(6 days ago)
Lords ChamberMy Lords, I speak briefly in support of the point made by the noble Baroness. I entirely understand why many Members of the Committee regard the suggestion to replace “capacity” with “ability” as wholly inadequate. The challenge that has been made by my noble friend Lord Markham and others is entirely fair enough, but the definition of “capacity” in the Bill itself is inadequate.
It is the case that the Mental Capacity Act was not designed for this purpose and that this legislation has been retrofitted to use the Mental Capacity Act because inadequate effort was put into defining the ability of an individual to make this decision in an appropriate way. It is the case that the Office of the Parliamentary Counsel has made it clear that the effort to put this Bill together was “done on a shoestring”. It is also clear, as the noble Baroness pointed out, that the Royal College of Psychiatrists—the people who are responsible for addressing mental capacity—said that assessing a person’s mental capacity to decide to end their own life is an entirely different and more complex determination requiring a higher level of understanding than assessing capacity for treatment decisions, which is the purpose of the MCA.

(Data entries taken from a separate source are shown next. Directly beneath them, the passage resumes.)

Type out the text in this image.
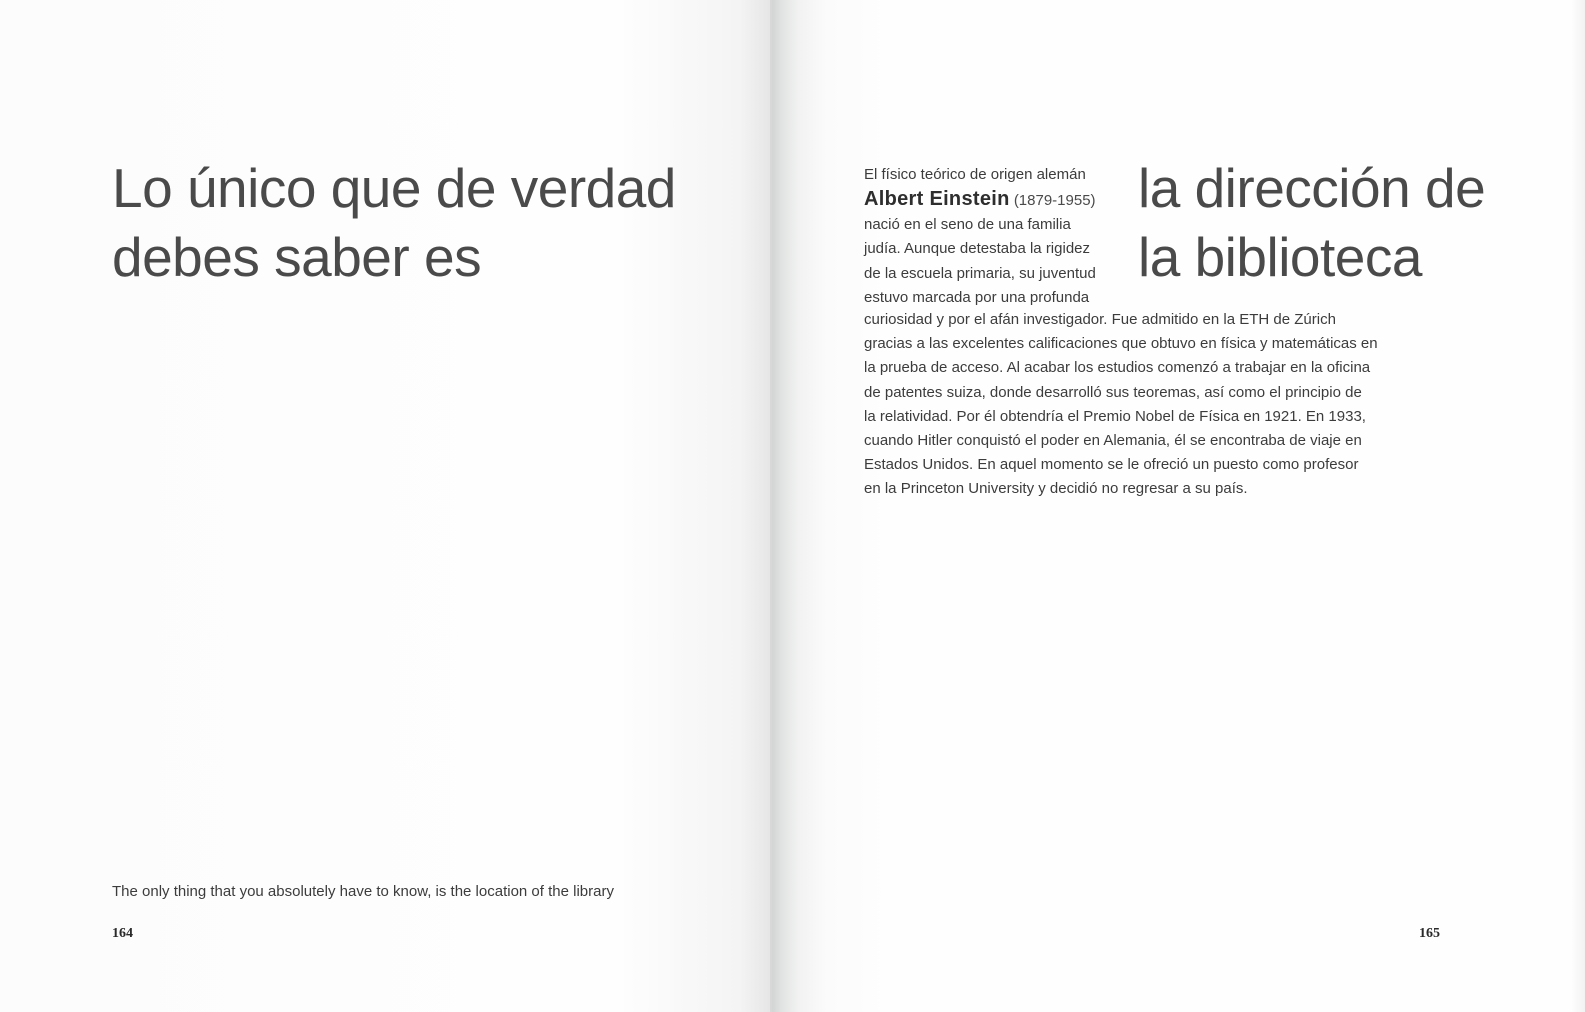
Lo único que de verdad
debes saber es
The only thing that you absolutely have to know, is the location of the library
164
la dirección de
la biblioteca
El físico teórico de origen alemán
Albert Einstein (1879-1955)
nació en el seno de una familia
judía. Aunque detestaba la rigidez
de la escuela primaria, su juventud
estuvo marcada por una profunda
curiosidad y por el afán investigador. Fue admitido en la ETH de Zúrich
gracias a las excelentes calificaciones que obtuvo en física y matemáticas en
la prueba de acceso. Al acabar los estudios comenzó a trabajar en la oficina
de patentes suiza, donde desarrolló sus teoremas, así como el principio de
la relatividad. Por él obtendría el Premio Nobel de Física en 1921. En 1933,
cuando Hitler conquistó el poder en Alemania, él se encontraba de viaje en
Estados Unidos. En aquel momento se le ofreció un puesto como profesor
en la Princeton University y decidió no regresar a su país.
165
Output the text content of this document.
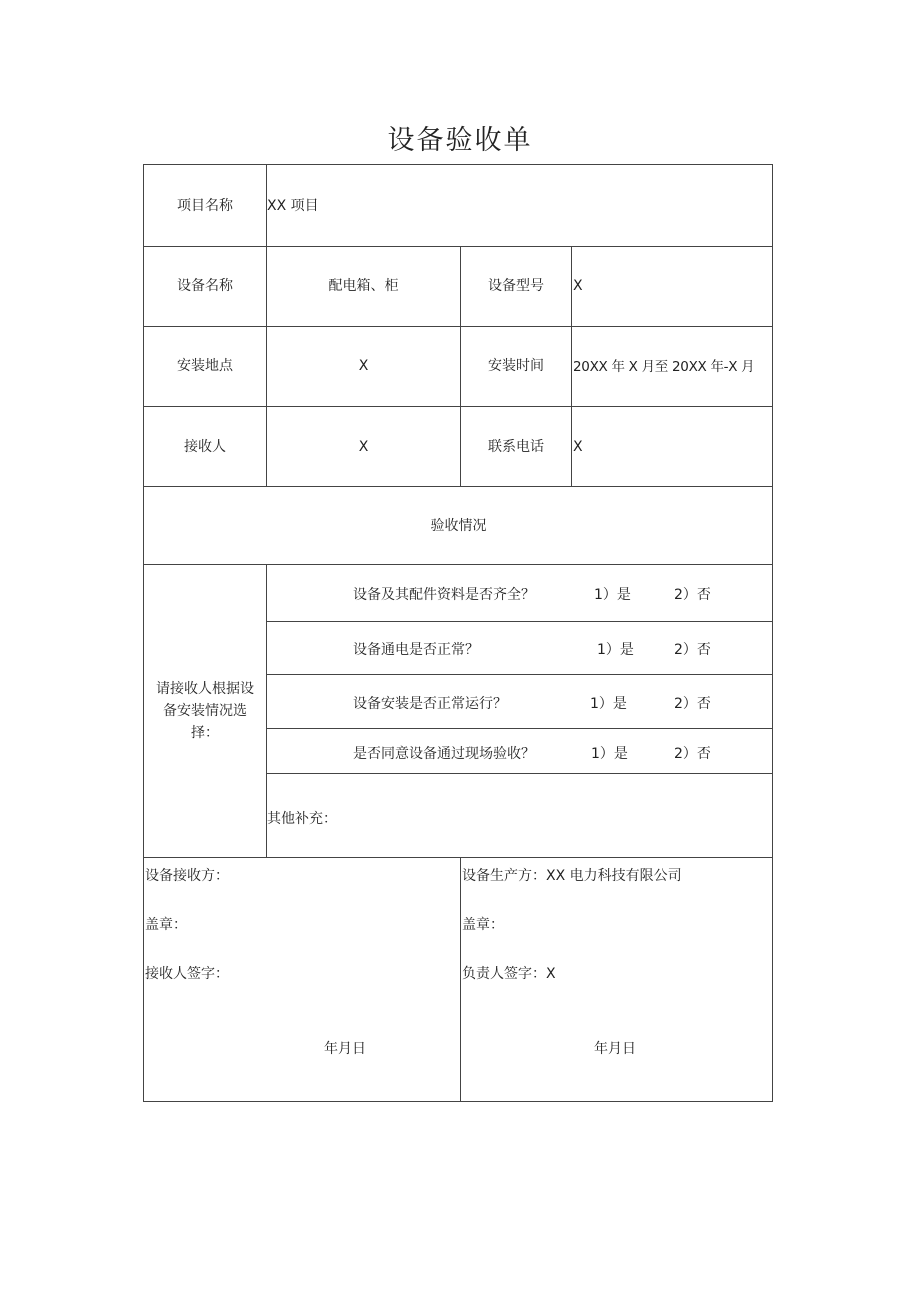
设备验收单
项目名称	XX 项目
设备名称	配电箱、柜	设备型号	X
安装地点	X	安装时间	20XX 年 X 月至 20XX 年-X 月
接收人	X	联系电话	X
验收情况
请接收人根据设备安装情况选择：
设备及其配件资料是否齐全？	1）是	2）否
设备通电是否正常？	1）是	2）否
设备安装是否正常运行？	1）是	2）否
是否同意设备通过现场验收？	1）是	2）否
其他补充：
设备接收方：
盖章：
接收人签字：
年月日
设备生产方：XX 电力科技有限公司
盖章：
负责人签字：X
年月日
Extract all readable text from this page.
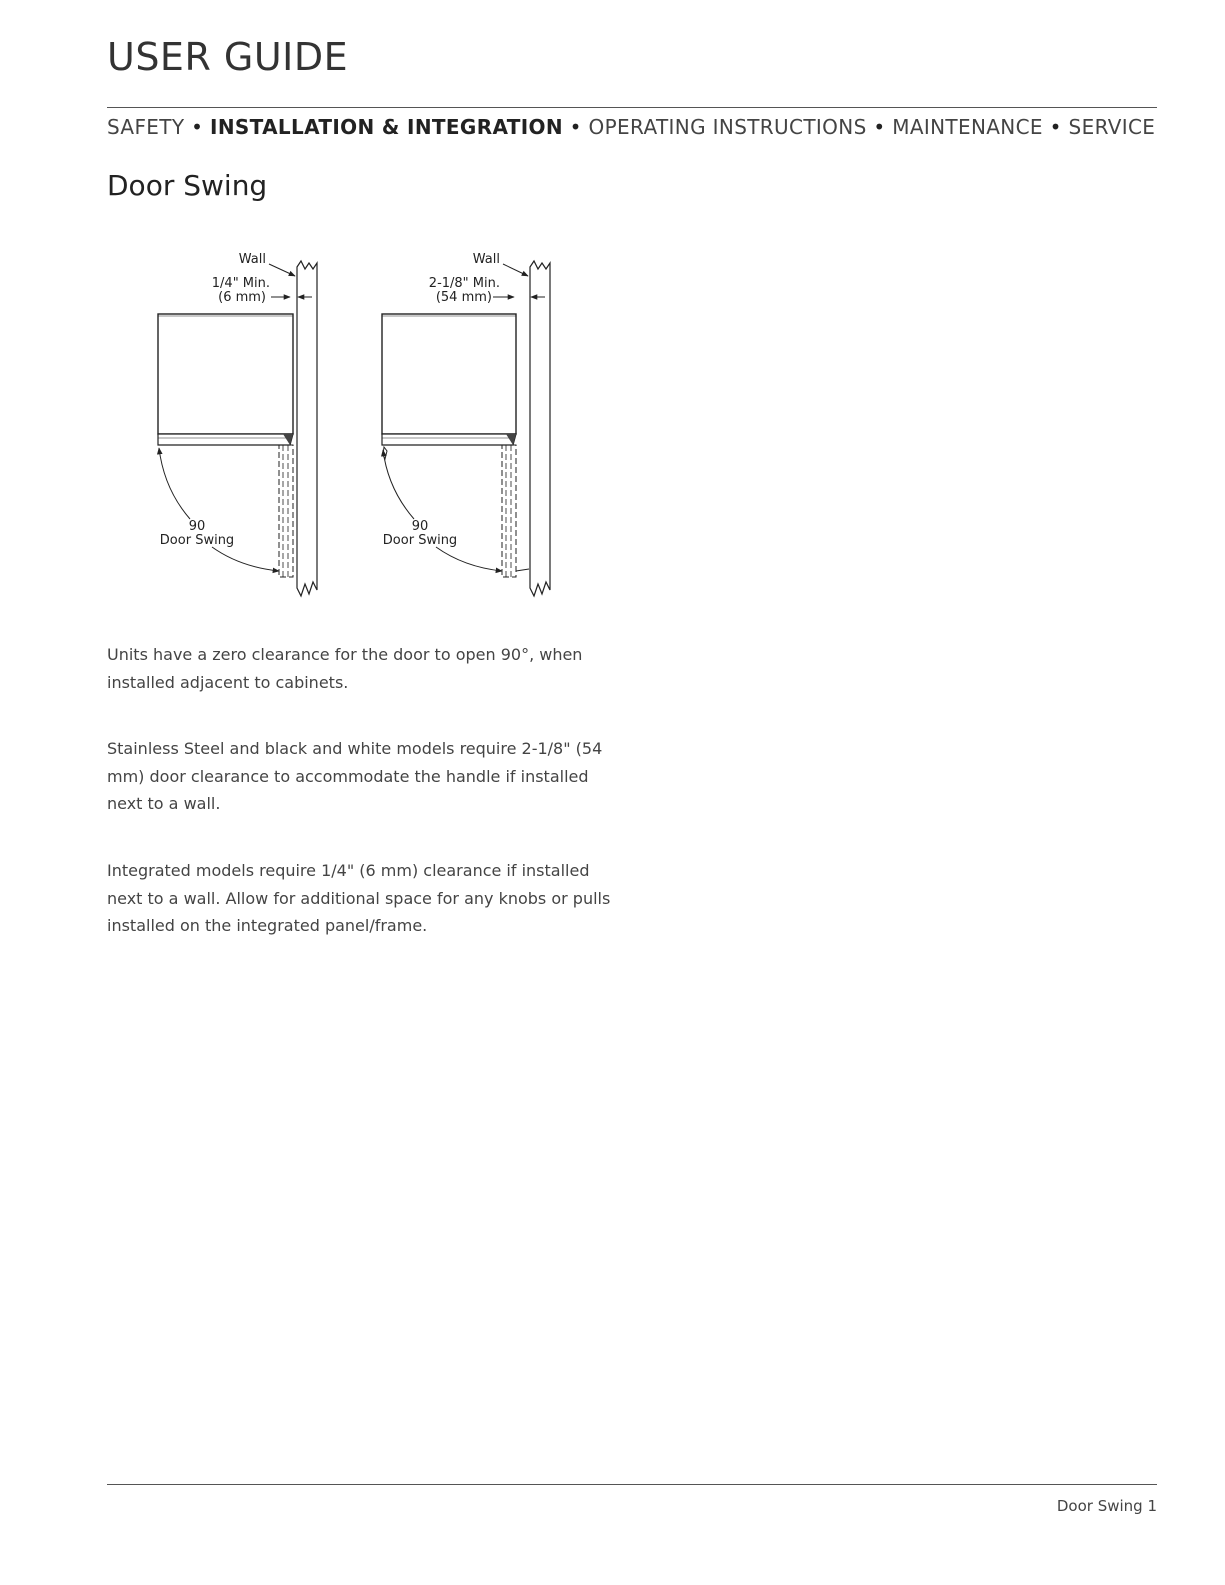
USER GUIDE
SAFETY • INSTALLATION & INTEGRATION • OPERATING INSTRUCTIONS • MAINTENANCE • SERVICE
Door Swing
Wall
1/4" Min.
(6 mm)
90
Door Swing
Wall
2-1/8" Min.
(54 mm)
90
Door Swing

Units have a zero clearance for the door to open 90°, when installed adjacent to cabinets.

Stainless Steel and black and white models require 2-1/8" (54 mm) door clearance to accommodate the handle if installed next to a wall.

Integrated models require 1/4" (6 mm) clearance if installed next to a wall. Allow for additional space for any knobs or pulls installed on the integrated panel/frame.

Door Swing 1
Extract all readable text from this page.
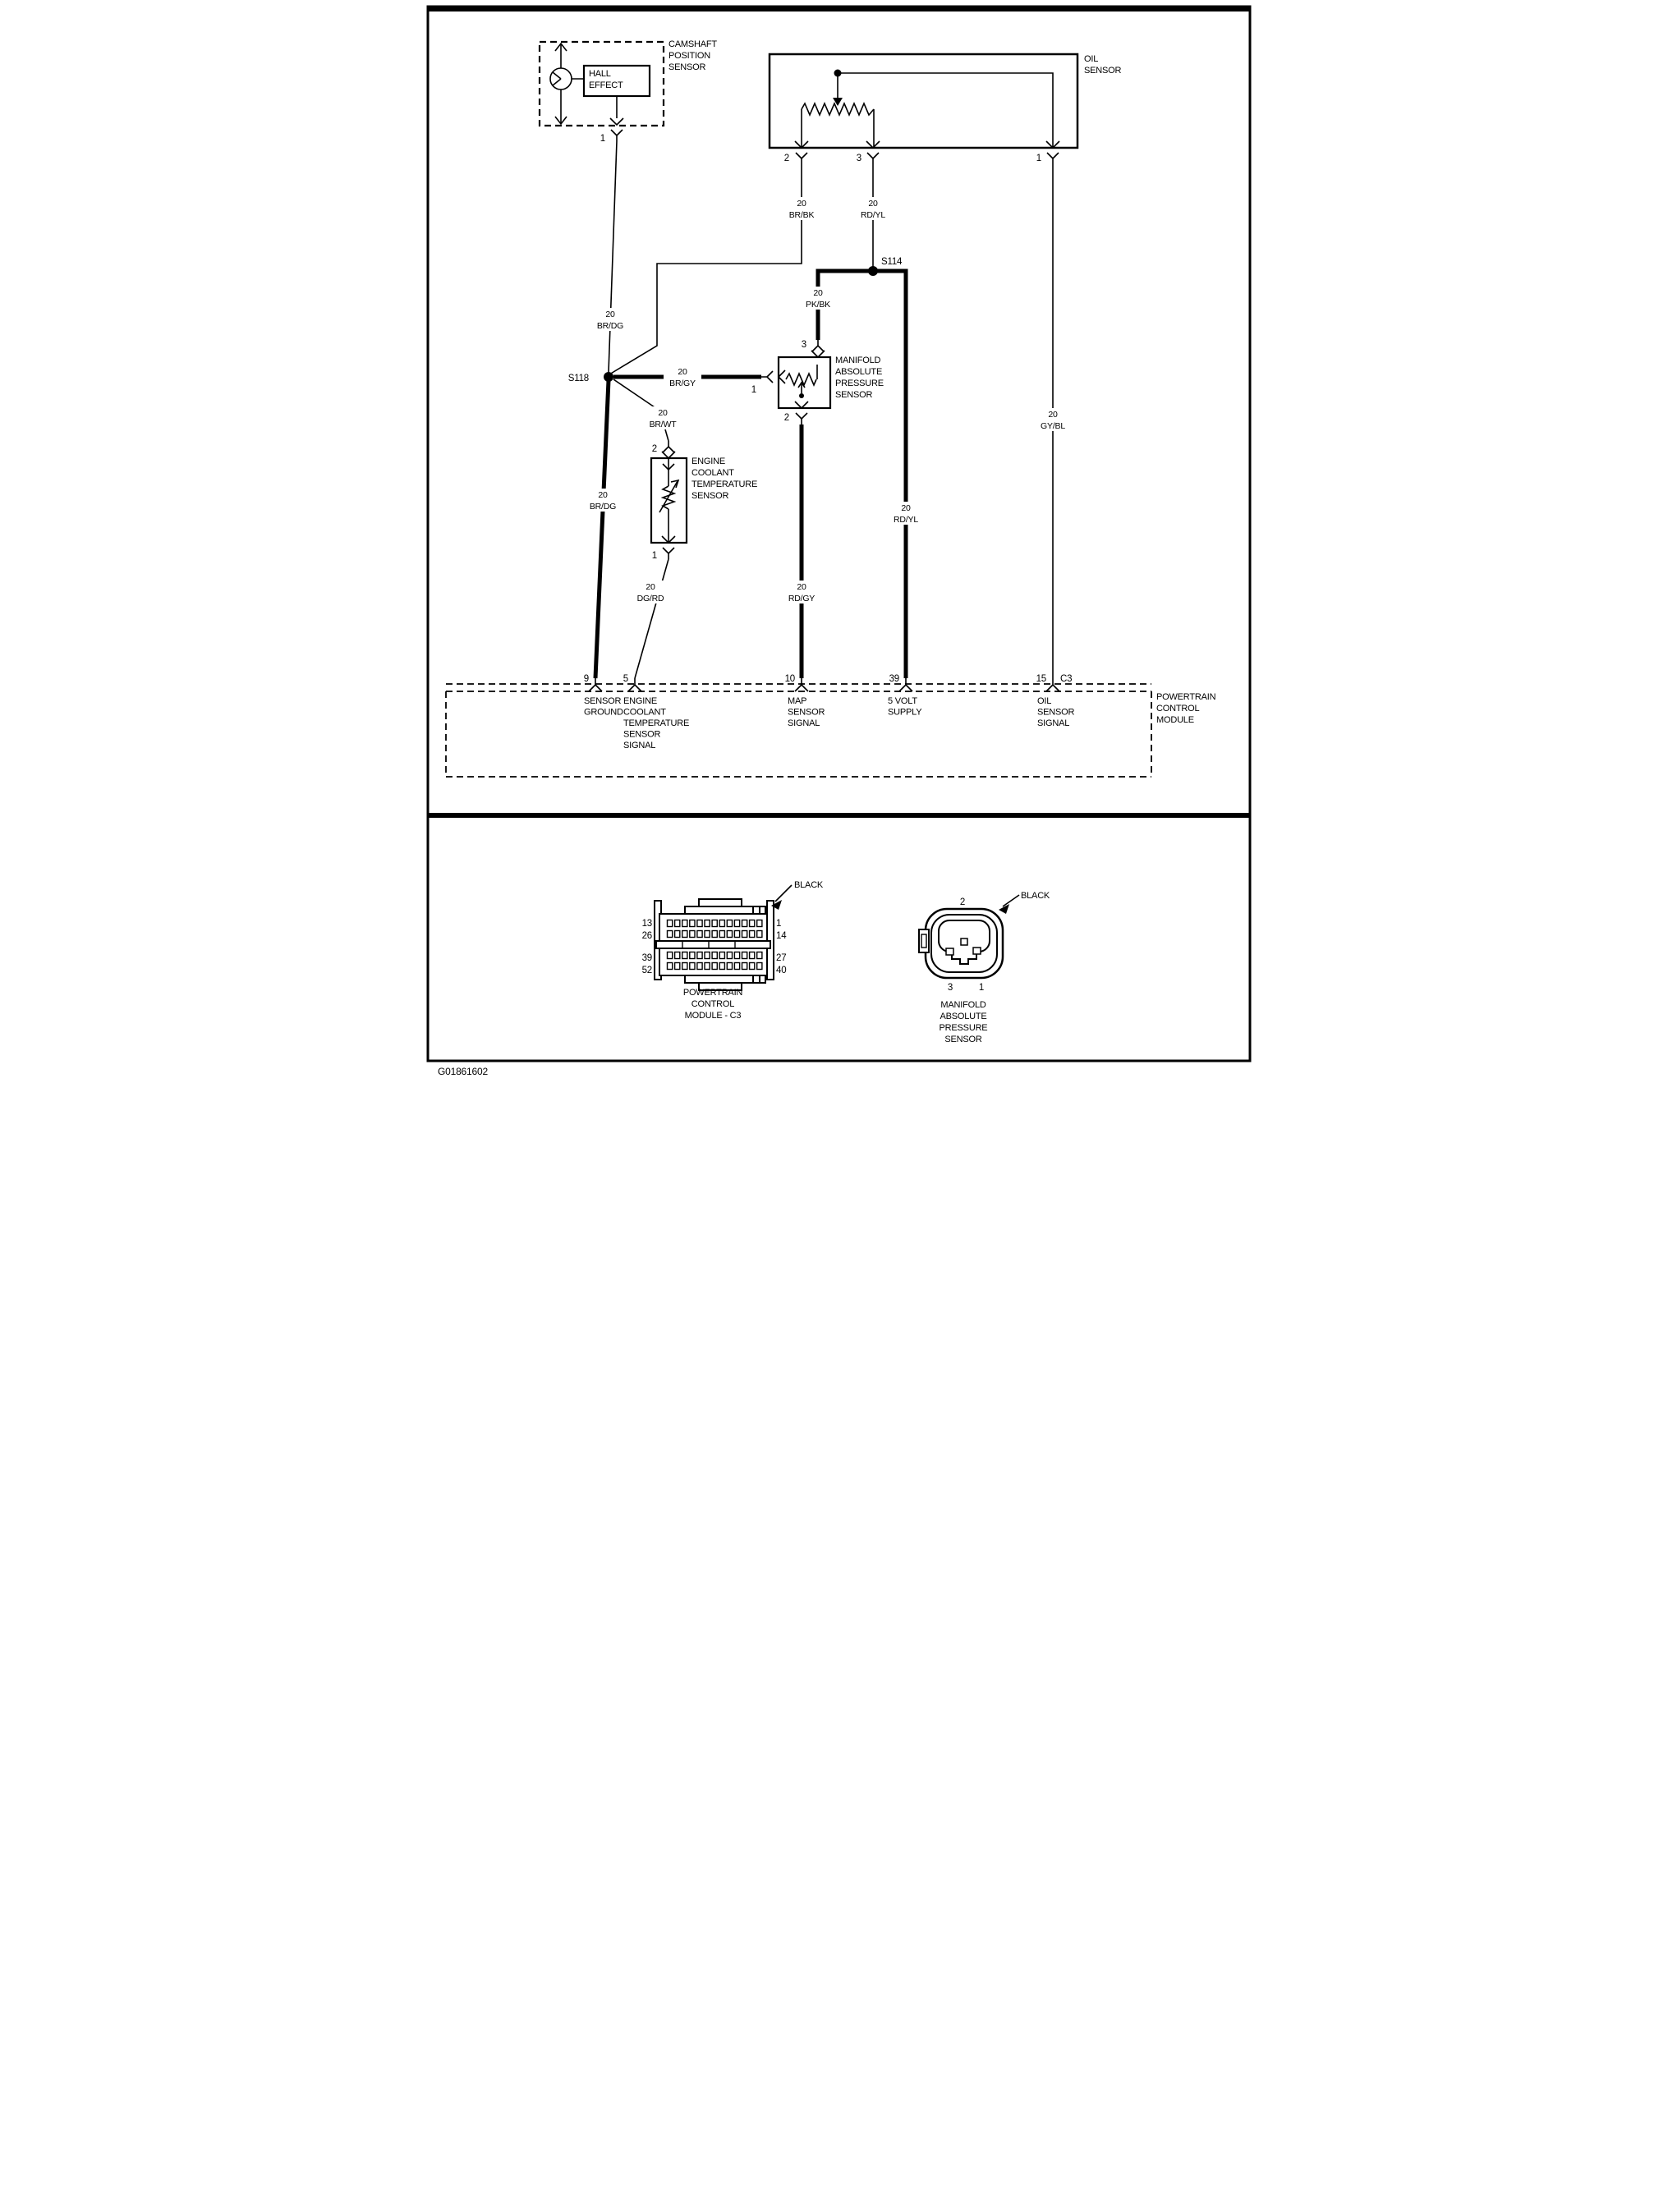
HALL
EFFECT
1
CAMSHAFT
POSITION
SENSOR
2	3	1
OIL
SENSOR
3
1
2
MANIFOLD
ABSOLUTE
PRESSURE
SENSOR
2
1
ENGINE
COOLANT
TEMPERATURE
SENSOR
S114
S118
20
BR/DG
20
BR/BK
20
RD/YL
20
PK/BK
20
BR/GY
20
BR/WT
20
BR/DG	20
RD/YL
20
GY/BL
20
DG/RD
20
RD/GY
9	5	10	39	15 C3
SENSOR
GROUND
ENGINE
COOLANT
TEMPERATURE
SENSOR
SIGNAL
MAP
SENSOR
SIGNAL
5 VOLT
SUPPLY
OIL
SENSOR
SIGNAL
POWERTRAIN
CONTROL
MODULE
13
26
39
52
1
14
27
40
BLACK
POWERTRAIN
CONTROL
MODULE - C3
2
BLACK
3	1
MANIFOLD
ABSOLUTE
PRESSURE
SENSOR
G01861602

We have been told by those responsible for the mental health of vulnerable people that the safeguard that we are about to legislate for is inadequate. More people will be placed at risk by its inadequacy. We may feel that the noble Baroness, Lady Finlay, in putting forward “ability”, is failing to meet the needs of the legislation. However, it is not her responsibility, but our collective responsibility, the promoter of the Bill’s responsibility and the Government’s responsibility to ensure that psychiatrists and this House can be satisfied that the threshold is sufficiently high.
We all recognise that, while this Bill may be about respecting personal autonomy, personal autonomy is not sovereign. We recognise that there may be circumstances in which that right cannot and should not be exercised. The promoters of the Bill have been very clear that they want to draw the lines narrowly to ensure that this is available only to people who are consciously capable at a time when their life will automatically end within a certain period.
Does the noble Lord agree with me that one of the issues, which has been sporadically mentioned, is the inconsistency of capacity or ability brought about by the interaction of certain drugs on an individual? They may be lucid at a particular point in time, but not lucid at another. Under our current proposals, the people who would be making that judgment do not even have to know or to have treated that person. Surely that has to be dealt with in any definition.
The noble Lord is absolutely right. Again, there has been some debate about the evidence from psychiatrists and the reasons why they expressed doubts, but that evidence is plentifully available to Members of this House.
As a number of Members have made clear, the work of Alex Ruck Keene KC and the Complex Life and Death Decisions group of King’s College, which is available to this House and was examined in the Select Committee, makes it clear that the Mental Capacity Act is inadequate. It is inadequate to deal with the concept of suicidal ideation that occurs. It is inadequate to deal with the fact that capacity fluctuates, and that fluctuation can be affected by mental health and well-being in its broadest sense, as well as by other syndromes and conditions.
The psychiatrists would not have intervened as they did if they had felt that this was a matter that could be left to one side, a matter that was entirely, as it were, within the scope of parliamentarians or legislators to shrug their shoulders and to accept. They have sent a message to us that the Bill as framed endangers those who are most vulnerable. Can we really proceed on the basis of the MCA, a piece of legislation conceived at a different time for a different purpose and rendered in the eyes of the professionals as not the correct way to go forward?